Sociedade de Geographia

A sessão de hontem – Conferencia do sr. dr. Silva Telles – (...)

Sob a presidencia do sr. Consiglieri Pedroso, secretariado pelos srs. conselheiro Ernesto de Vasconcellos e dr. Silva Telles, reuniu-se hontem a assembléa geral ordinaria da Sociedade de Geographia. 

(…)

A conferencia do sr. dr. Silva Telles

Entra-se depois na ordem da noite, sendo dada a palavra ao sr. dr. Silva Telles, para realisar a sua conferencia que é, como segue:

«As festas da celebração scientifica de Darwin foram a consagração official do darwinismo na Gran-Bretanha. Ha hoje, n’este paiz, a idolatria do darwinismo. A sua hypothese transformou-se, para muitos, em dogma. No emtanto [sic], a reacção contra este darwinismo-dogma é actualmente manifesta. Sem abalar a grande obra do naturalista, sem ferir a doutrina das transformações, a corrente scientifica actual não acceita a sua explicação como a unica possivel. Os trabalhos de Vries, de Mondel, de Batheson, a hypothese de Metchnikoff, traduzem a possibilidade das mutações, das transformações rapidas. As transformações da natureza far-se-hiam de modos differentes, com aspectos diversos: formas bruscas, formas lentas, regressões, recorrencias, evolução, suspensão de transformações, fixidez temporaria, etc.
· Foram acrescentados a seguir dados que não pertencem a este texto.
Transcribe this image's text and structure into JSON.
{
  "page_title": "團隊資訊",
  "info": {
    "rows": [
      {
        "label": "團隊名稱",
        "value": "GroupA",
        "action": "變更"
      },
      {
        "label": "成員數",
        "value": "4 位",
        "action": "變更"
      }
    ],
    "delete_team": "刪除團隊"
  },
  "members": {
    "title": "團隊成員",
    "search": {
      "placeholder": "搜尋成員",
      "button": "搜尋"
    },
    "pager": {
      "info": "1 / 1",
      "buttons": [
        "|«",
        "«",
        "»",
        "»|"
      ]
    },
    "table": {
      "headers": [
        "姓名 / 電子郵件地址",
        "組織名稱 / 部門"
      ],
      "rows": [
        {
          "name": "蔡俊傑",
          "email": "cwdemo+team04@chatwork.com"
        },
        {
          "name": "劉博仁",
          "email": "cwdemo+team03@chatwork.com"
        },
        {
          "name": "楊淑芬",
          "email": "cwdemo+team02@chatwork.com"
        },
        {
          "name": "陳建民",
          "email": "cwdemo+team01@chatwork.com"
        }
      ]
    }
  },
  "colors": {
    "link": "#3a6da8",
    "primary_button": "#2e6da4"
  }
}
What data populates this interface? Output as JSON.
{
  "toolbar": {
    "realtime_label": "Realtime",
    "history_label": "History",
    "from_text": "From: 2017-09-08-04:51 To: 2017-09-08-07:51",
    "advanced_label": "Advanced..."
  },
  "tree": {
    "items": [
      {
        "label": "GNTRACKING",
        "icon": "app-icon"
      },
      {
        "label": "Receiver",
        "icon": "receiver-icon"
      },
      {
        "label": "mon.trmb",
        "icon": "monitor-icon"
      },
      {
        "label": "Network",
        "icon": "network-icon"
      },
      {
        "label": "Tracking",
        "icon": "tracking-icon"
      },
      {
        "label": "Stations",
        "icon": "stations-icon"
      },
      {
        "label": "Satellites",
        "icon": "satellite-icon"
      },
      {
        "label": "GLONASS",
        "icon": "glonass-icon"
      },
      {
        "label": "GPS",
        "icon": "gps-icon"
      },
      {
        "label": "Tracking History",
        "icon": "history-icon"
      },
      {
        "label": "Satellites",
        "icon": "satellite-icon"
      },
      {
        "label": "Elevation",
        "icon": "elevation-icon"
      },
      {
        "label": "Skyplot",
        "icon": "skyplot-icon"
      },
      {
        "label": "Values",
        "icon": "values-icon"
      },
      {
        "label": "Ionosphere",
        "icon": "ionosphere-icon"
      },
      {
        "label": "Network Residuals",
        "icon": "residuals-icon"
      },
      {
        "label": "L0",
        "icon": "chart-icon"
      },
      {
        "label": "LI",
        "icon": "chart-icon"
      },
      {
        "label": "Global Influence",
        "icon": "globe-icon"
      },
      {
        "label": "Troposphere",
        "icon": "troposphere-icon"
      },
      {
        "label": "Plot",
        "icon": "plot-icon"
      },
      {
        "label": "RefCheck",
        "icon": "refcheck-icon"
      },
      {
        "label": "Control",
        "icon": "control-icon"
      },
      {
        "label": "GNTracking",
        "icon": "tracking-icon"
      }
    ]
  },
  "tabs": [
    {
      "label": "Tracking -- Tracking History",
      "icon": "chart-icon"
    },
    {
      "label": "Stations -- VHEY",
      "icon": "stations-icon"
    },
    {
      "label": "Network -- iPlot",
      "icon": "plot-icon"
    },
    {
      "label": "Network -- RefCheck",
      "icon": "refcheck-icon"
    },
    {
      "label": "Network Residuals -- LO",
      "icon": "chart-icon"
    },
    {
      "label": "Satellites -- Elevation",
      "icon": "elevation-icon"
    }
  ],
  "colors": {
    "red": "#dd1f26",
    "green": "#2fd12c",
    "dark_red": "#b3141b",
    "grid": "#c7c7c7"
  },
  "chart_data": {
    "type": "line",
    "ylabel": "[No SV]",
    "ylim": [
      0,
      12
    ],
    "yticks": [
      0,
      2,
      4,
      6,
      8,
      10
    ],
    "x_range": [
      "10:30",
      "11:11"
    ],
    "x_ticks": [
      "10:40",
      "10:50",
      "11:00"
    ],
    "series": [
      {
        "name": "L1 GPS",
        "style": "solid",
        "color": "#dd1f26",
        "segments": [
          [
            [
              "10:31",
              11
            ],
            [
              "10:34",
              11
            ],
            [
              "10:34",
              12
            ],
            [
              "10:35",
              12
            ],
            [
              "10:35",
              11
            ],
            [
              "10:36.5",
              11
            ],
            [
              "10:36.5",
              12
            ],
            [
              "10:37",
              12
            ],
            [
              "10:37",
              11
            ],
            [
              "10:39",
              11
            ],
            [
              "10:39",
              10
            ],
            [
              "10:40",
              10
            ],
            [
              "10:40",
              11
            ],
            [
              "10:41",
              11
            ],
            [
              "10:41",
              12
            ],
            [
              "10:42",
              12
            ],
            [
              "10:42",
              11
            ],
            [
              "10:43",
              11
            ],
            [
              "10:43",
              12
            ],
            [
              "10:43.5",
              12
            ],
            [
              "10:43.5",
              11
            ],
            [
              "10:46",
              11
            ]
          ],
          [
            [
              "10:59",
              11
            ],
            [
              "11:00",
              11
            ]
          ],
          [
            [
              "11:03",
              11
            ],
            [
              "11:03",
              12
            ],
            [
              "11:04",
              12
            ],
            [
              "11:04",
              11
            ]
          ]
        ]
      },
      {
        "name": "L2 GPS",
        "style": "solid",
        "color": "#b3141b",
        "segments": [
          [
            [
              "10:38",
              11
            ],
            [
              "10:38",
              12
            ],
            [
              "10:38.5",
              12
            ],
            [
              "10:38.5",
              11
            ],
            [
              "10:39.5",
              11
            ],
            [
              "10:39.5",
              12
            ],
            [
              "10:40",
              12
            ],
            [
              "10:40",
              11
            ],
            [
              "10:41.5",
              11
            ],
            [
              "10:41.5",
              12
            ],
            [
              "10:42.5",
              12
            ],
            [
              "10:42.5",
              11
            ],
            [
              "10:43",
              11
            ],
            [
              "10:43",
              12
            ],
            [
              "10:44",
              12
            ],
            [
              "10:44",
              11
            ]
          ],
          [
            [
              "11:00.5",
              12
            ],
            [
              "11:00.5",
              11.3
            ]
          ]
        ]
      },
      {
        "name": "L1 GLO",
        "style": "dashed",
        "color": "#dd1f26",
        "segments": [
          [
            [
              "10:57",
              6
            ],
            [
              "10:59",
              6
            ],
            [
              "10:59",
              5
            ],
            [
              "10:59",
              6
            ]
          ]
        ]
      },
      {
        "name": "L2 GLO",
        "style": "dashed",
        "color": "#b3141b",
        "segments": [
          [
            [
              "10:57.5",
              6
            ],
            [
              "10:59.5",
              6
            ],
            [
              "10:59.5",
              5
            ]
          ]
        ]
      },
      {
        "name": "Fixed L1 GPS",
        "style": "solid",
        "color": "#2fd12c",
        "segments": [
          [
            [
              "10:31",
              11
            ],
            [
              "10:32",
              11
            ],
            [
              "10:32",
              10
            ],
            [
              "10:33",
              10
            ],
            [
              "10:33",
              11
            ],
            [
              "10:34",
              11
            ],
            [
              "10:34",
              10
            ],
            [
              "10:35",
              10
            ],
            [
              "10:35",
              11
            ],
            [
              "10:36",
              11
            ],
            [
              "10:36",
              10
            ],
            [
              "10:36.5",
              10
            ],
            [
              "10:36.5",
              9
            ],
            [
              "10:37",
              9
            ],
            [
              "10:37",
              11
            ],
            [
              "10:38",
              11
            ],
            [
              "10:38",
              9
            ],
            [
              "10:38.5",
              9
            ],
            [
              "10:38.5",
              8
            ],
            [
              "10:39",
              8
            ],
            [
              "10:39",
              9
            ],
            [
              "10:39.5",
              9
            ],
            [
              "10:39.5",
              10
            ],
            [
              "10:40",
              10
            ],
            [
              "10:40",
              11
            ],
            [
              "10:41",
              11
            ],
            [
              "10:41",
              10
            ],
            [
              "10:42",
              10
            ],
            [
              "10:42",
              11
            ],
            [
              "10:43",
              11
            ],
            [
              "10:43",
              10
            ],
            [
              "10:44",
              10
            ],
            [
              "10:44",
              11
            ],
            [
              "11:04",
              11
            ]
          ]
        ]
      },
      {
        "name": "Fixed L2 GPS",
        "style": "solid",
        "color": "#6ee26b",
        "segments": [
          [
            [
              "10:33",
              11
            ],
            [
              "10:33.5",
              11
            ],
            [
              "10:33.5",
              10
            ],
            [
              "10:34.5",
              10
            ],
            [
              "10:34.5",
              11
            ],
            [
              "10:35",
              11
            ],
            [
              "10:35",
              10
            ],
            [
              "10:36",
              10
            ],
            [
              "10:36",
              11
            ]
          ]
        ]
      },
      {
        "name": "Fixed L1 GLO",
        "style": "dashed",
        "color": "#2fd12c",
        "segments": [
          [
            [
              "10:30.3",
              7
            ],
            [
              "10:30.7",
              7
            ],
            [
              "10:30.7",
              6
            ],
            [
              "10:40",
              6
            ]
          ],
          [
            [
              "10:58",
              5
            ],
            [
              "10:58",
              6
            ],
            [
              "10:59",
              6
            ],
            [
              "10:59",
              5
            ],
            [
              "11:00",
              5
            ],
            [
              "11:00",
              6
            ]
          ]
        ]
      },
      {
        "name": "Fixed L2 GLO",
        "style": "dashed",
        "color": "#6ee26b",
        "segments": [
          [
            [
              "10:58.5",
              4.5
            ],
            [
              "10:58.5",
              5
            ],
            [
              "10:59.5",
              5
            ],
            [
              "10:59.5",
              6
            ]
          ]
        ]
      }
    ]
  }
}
O conferente descreve em seguida as festas da celebração. Era de 188 o numero dos delegados, 187 representantes das sociedades scientificas não delegados, muitos centenares de convidados. Estavam representadas 244 intituições scientificas de todas as partes do mundo: escolas superiores, universidades, academias, institutos, etc.

No dia 22 de junho, teve logar a recepção no Fitswilliam [sic] Museum, pelo lord Chanceller da Universidade de Cambridge. No dia seguinte, no Sanate [sic] House, todos os delegados desfilaram na frente de lord Chanceller a quem entregaram as suas credencias. Falaram o professor Montchnikoff [sic], de Paris; o professor Hertwig, de Berlim; o professor Osborne, de Nova-York e sir Ray Lankester da Royal Society de Londres.

Depois da sessão no Senate House realisou-se a visita aos collegios, aos museus e laboratorios e ás diversas livrarias da universidade.

O conferente passa rapidamente em revista todas estas instituições de ensino existentes em Cambridge, mostrando qual o seu alto valor scientifico.

Um dos numeros do programma mais attrahente foi a exposição dos aposentos de Darwin, no Chrit’s [sic] College, quando estudante, e a exposição da sua obra, dos seus documentos, sua correspondencia, todo o seu labor de meio seculo.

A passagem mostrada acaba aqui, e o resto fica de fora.